Wash your tack by applying soap, using a nylon brush to work the soap into a lather, then washing it clean with the sponge and warm water. Avoid hot water, especially on old leather, as this will cause the tack to shrink. Also, take apart your tack every month or so to give it a thorough cleaning and inspect for wear and tear.

If you want to use specific cleaning products for your tack, rather than castile soap, Meyer advised making note of the tanning process used on your leather. Most European tack undergoes vegetable tanning, while Western equipment makers favor chrome tanning. If you use a cleaner that is too harsh for your leather’s tanning process, it can strip layers of color away. Using products that match your tack’s style – for instance, using European cleaners on a European saddle – means the chemical ingredients will most likely be appropriate.

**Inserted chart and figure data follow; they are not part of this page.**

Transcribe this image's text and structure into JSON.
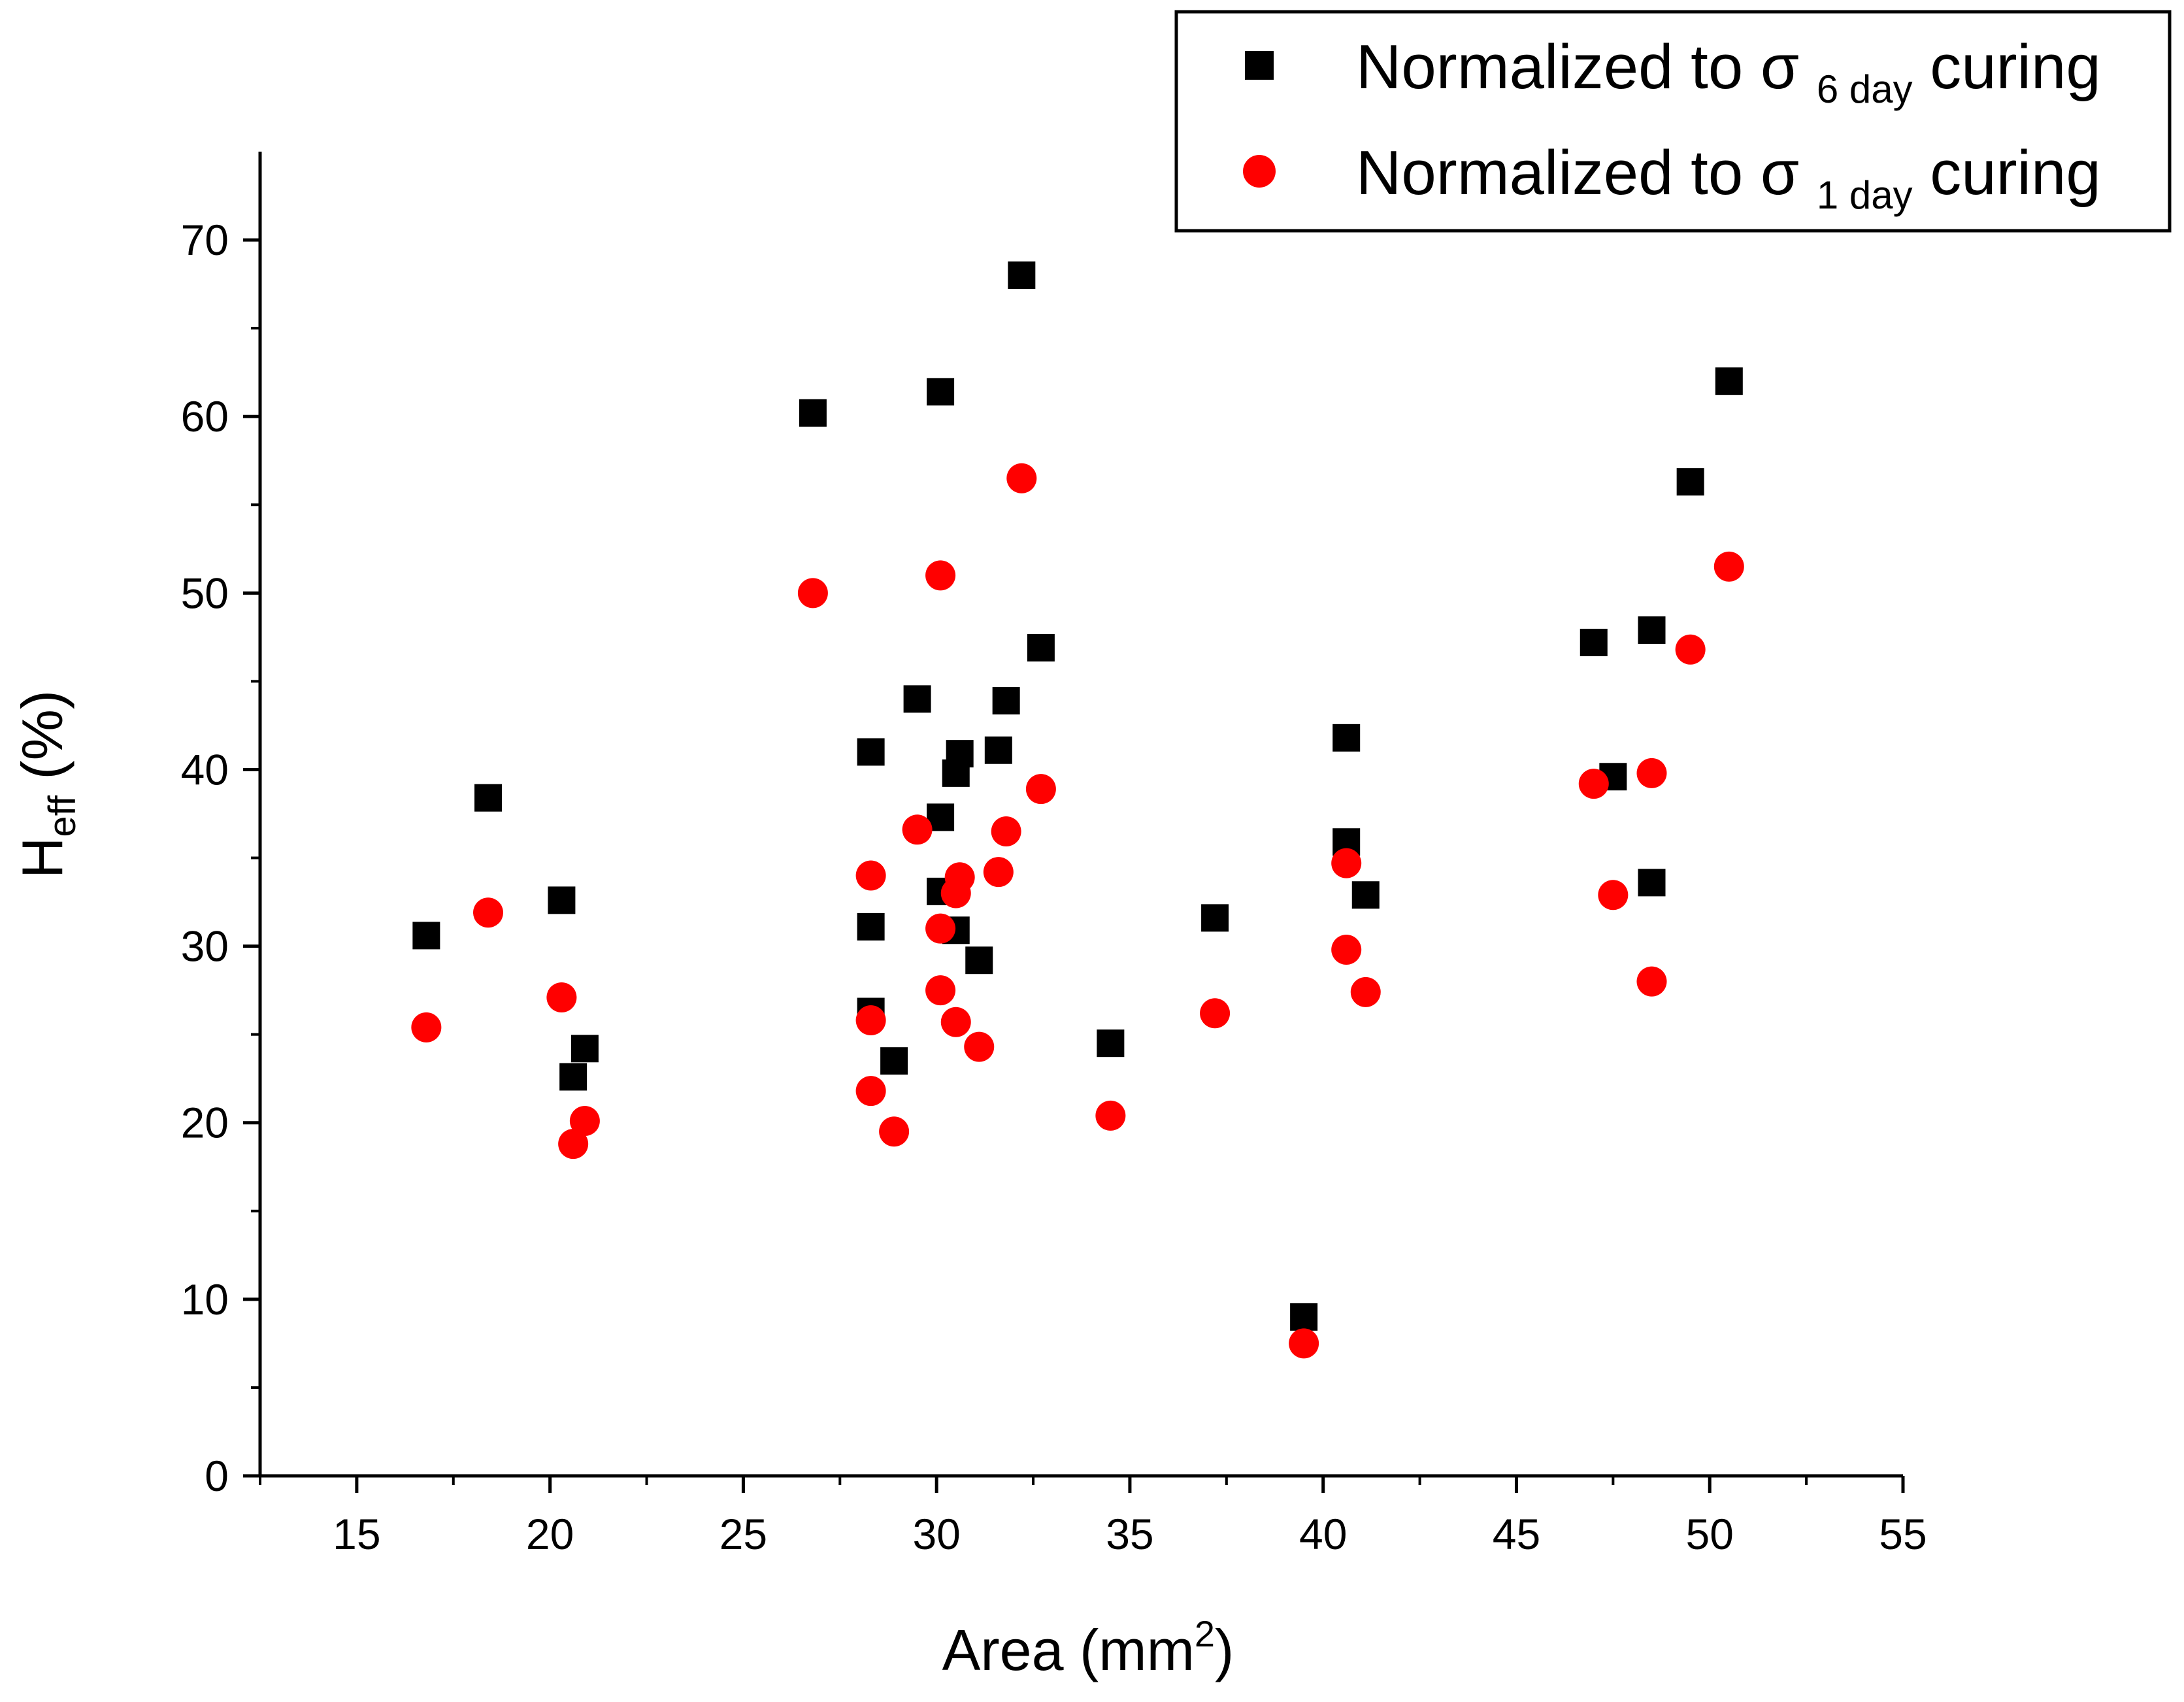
{
  "chart_data": {
    "type": "scatter",
    "xlabel": "Area (mm",
    "xlabel_sup": "2",
    "xlabel_close": ")",
    "ylabel": "H",
    "ylabel_sub": "eff",
    "ylabel_rest": " (%)",
    "xlim": [
      12.5,
      55
    ],
    "ylim": [
      0,
      75
    ],
    "xticks": [
      15,
      20,
      25,
      30,
      35,
      40,
      45,
      50,
      55
    ],
    "yticks": [
      0,
      10,
      20,
      30,
      40,
      50,
      60,
      70
    ],
    "grid": false,
    "legend_position": "top-right",
    "series": [
      {
        "name": "Normalized to σ 6 day curing",
        "label_main": "Normalized to σ ",
        "label_sub": "6 day",
        "label_tail": " curing",
        "marker": "square",
        "color": "#000000",
        "points": [
          [
            16.8,
            30.6
          ],
          [
            18.4,
            38.4
          ],
          [
            20.3,
            32.6
          ],
          [
            20.6,
            22.6
          ],
          [
            20.9,
            24.2
          ],
          [
            26.8,
            60.2
          ],
          [
            28.3,
            41.0
          ],
          [
            28.3,
            31.1
          ],
          [
            28.3,
            26.3
          ],
          [
            28.9,
            23.5
          ],
          [
            29.5,
            44.0
          ],
          [
            30.1,
            61.4
          ],
          [
            30.1,
            37.3
          ],
          [
            30.1,
            33.1
          ],
          [
            30.5,
            39.8
          ],
          [
            30.6,
            40.9
          ],
          [
            30.5,
            30.9
          ],
          [
            31.1,
            29.2
          ],
          [
            31.6,
            41.1
          ],
          [
            31.8,
            43.9
          ],
          [
            32.2,
            68.0
          ],
          [
            32.7,
            46.9
          ],
          [
            34.5,
            24.5
          ],
          [
            37.2,
            31.6
          ],
          [
            39.5,
            9.0
          ],
          [
            40.6,
            41.8
          ],
          [
            40.6,
            35.9
          ],
          [
            41.1,
            32.9
          ],
          [
            47.0,
            47.2
          ],
          [
            47.5,
            39.6
          ],
          [
            48.5,
            47.9
          ],
          [
            48.5,
            33.6
          ],
          [
            49.5,
            56.3
          ],
          [
            50.5,
            62.0
          ]
        ]
      },
      {
        "name": "Normalized to σ 1 day curing",
        "label_main": "Normalized to σ ",
        "label_sub": "1 day",
        "label_tail": " curing",
        "marker": "circle",
        "color": "#ff0000",
        "points": [
          [
            16.8,
            25.4
          ],
          [
            18.4,
            31.9
          ],
          [
            20.3,
            27.1
          ],
          [
            20.6,
            18.8
          ],
          [
            20.9,
            20.1
          ],
          [
            26.8,
            50.0
          ],
          [
            28.3,
            34.0
          ],
          [
            28.3,
            25.8
          ],
          [
            28.3,
            21.8
          ],
          [
            28.9,
            19.5
          ],
          [
            29.5,
            36.6
          ],
          [
            30.1,
            51.0
          ],
          [
            30.1,
            31.0
          ],
          [
            30.1,
            27.5
          ],
          [
            30.5,
            33.0
          ],
          [
            30.6,
            33.9
          ],
          [
            30.5,
            25.7
          ],
          [
            31.1,
            24.3
          ],
          [
            31.6,
            34.2
          ],
          [
            31.8,
            36.5
          ],
          [
            32.2,
            56.5
          ],
          [
            32.7,
            38.9
          ],
          [
            34.5,
            20.4
          ],
          [
            37.2,
            26.2
          ],
          [
            39.5,
            7.5
          ],
          [
            40.6,
            34.7
          ],
          [
            40.6,
            29.8
          ],
          [
            41.1,
            27.4
          ],
          [
            47.0,
            39.2
          ],
          [
            47.5,
            32.9
          ],
          [
            48.5,
            39.8
          ],
          [
            48.5,
            28.0
          ],
          [
            49.5,
            46.8
          ],
          [
            50.5,
            51.5
          ]
        ]
      }
    ]
  }
}
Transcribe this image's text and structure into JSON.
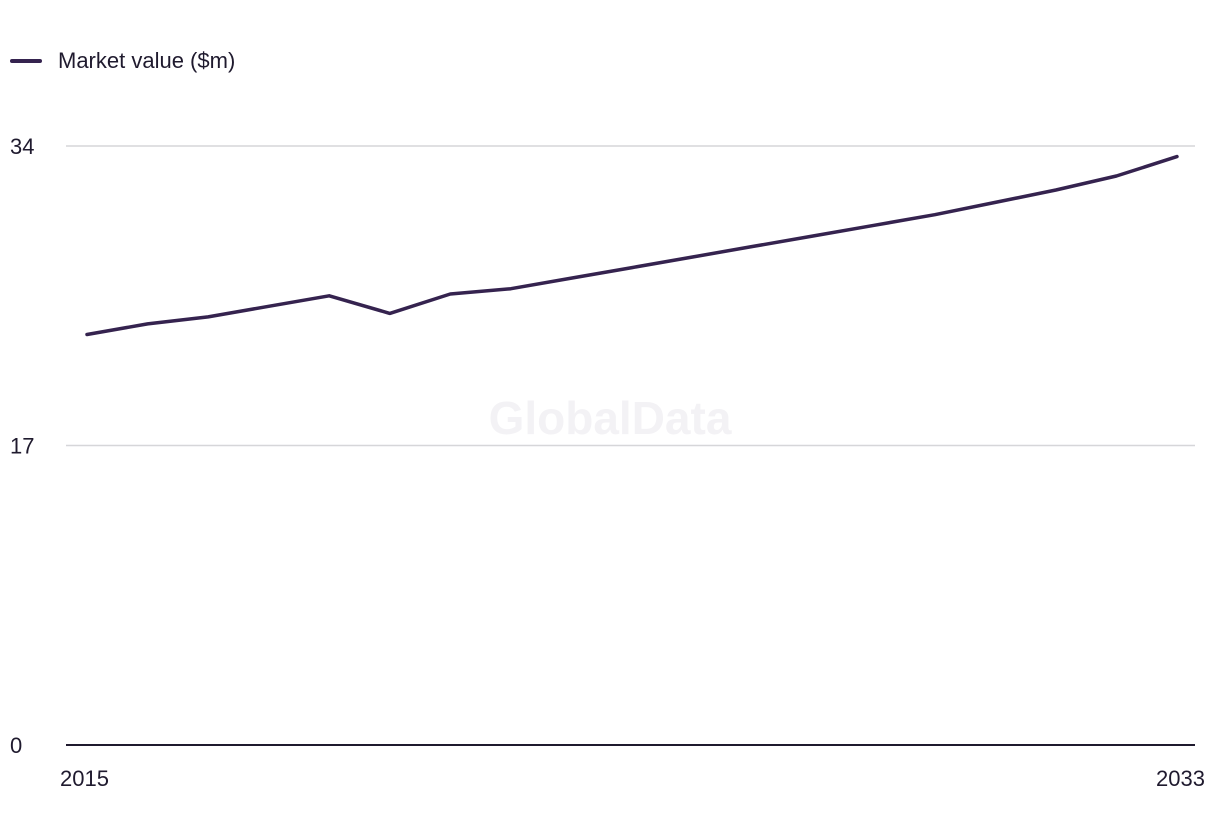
{
  "colors": {
    "series": "#35234f",
    "grid": "#d6d6d9",
    "axis": "#1f1a2e"
  },
  "watermark": "GlobalData",
  "chart_data": {
    "type": "line",
    "title": "",
    "xlabel": "",
    "ylabel": "",
    "x": [
      2015,
      2016,
      2017,
      2018,
      2019,
      2020,
      2021,
      2022,
      2023,
      2024,
      2025,
      2026,
      2027,
      2028,
      2029,
      2030,
      2031,
      2032,
      2033
    ],
    "x_tick_labels": [
      "2015",
      "2033"
    ],
    "y_ticks": [
      0,
      17,
      34
    ],
    "y_tick_labels": [
      "0",
      "17",
      "34"
    ],
    "ylim": [
      0,
      34
    ],
    "grid": true,
    "legend": "top-left",
    "series": [
      {
        "name": "Market value ($m)",
        "values": [
          23.3,
          23.9,
          24.3,
          24.9,
          25.5,
          24.5,
          25.6,
          25.9,
          26.5,
          27.1,
          27.7,
          28.3,
          28.9,
          29.5,
          30.1,
          30.8,
          31.5,
          32.3,
          33.4
        ]
      }
    ]
  }
}
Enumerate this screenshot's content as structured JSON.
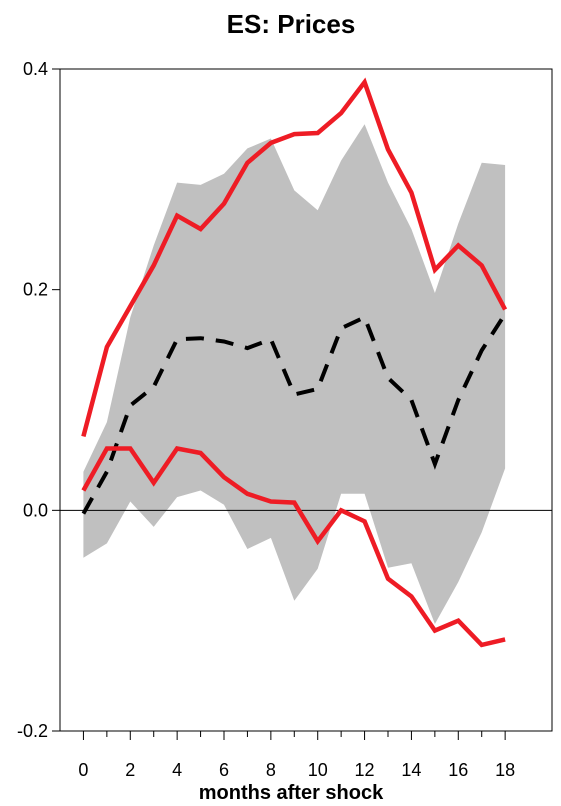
{
  "chart_data": {
    "type": "line",
    "title": "ES: Prices",
    "xlabel": "months after shock",
    "ylabel": "",
    "xlim": [
      -1,
      20
    ],
    "ylim": [
      -0.2,
      0.4
    ],
    "xticks": [
      0,
      2,
      4,
      6,
      8,
      10,
      12,
      14,
      16,
      18
    ],
    "xtick_labels": [
      "0",
      "2",
      "4",
      "6",
      "8",
      "10",
      "12",
      "14",
      "16",
      "18"
    ],
    "yticks": [
      -0.2,
      0.0,
      0.2,
      0.4
    ],
    "ytick_labels": [
      "-0.2",
      "0.0",
      "0.2",
      "0.4"
    ],
    "zero_line": true,
    "grid": false,
    "x": [
      0,
      1,
      2,
      3,
      4,
      5,
      6,
      7,
      8,
      9,
      10,
      11,
      12,
      13,
      14,
      15,
      16,
      17,
      18
    ],
    "band": {
      "lower": [
        -0.043,
        -0.03,
        0.008,
        -0.015,
        0.012,
        0.018,
        0.005,
        -0.035,
        -0.025,
        -0.082,
        -0.053,
        0.015,
        0.015,
        -0.052,
        -0.048,
        -0.103,
        -0.065,
        -0.02,
        0.038
      ],
      "upper": [
        0.035,
        0.08,
        0.175,
        0.24,
        0.297,
        0.295,
        0.305,
        0.328,
        0.337,
        0.29,
        0.272,
        0.317,
        0.35,
        0.297,
        0.255,
        0.197,
        0.26,
        0.315,
        0.313
      ],
      "color": "#c0c0c0"
    },
    "series": [
      {
        "values": [
          -0.003,
          0.035,
          0.095,
          0.112,
          0.155,
          0.156,
          0.153,
          0.147,
          0.155,
          0.105,
          0.11,
          0.165,
          0.175,
          0.12,
          0.1,
          0.042,
          0.1,
          0.145,
          0.178
        ],
        "color": "#000000",
        "style": "dashed"
      },
      {
        "values": [
          0.067,
          0.148,
          0.185,
          0.222,
          0.267,
          0.255,
          0.278,
          0.315,
          0.333,
          0.341,
          0.342,
          0.36,
          0.388,
          0.327,
          0.288,
          0.218,
          0.24,
          0.222,
          0.182
        ],
        "color": "#ee1c25",
        "style": "solid"
      },
      {
        "values": [
          0.018,
          0.056,
          0.056,
          0.025,
          0.056,
          0.052,
          0.03,
          0.015,
          0.008,
          0.007,
          -0.028,
          0.0,
          -0.01,
          -0.062,
          -0.078,
          -0.109,
          -0.1,
          -0.122,
          -0.117
        ],
        "color": "#ee1c25",
        "style": "solid"
      }
    ]
  }
}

Revitalizing old tack and removing mold

Condition your leather after cleaning to prevent it from drying out. If you find the leather is exceptionally brittle or hasn’t been used in a while, apply neatsfoot oil to make it soft and supple again. Make sure you use a product that’s 100 percent natural like Finish Line’s Neatsfoot Oil so your stitching doesn’t rot.

Keep in mind that leather is prone to mold, especially if it sits in humid climates. This mold weakens the tack’s stitching and leather, and it’s difficult to get rid of completely. Prevention is therefore key, so horse owners should make sure their tack room is properly ventilated and equipped with a dehumidifier. Those in wet climates should store their tack in bags with a desiccant to remove water.

If your tack does develop mold, Horse Channel advised taking your equipment to an open area free of other leather possessions. Use a soft brush to remove as much mold as possible, then wipe the tack with a mixture of three parts water to one part vinegar. Follow with a water-based cleanser, and then allow your tack to dry completely before returning it to the tack room. Don’t forget to thoroughly disinfect the brush you used to prevent mold particles from transferring to other areas.

Your tack will wear down eventually, and replacing it is inevitable. With proper care, however, you ensure your equipment lasts as long as possible.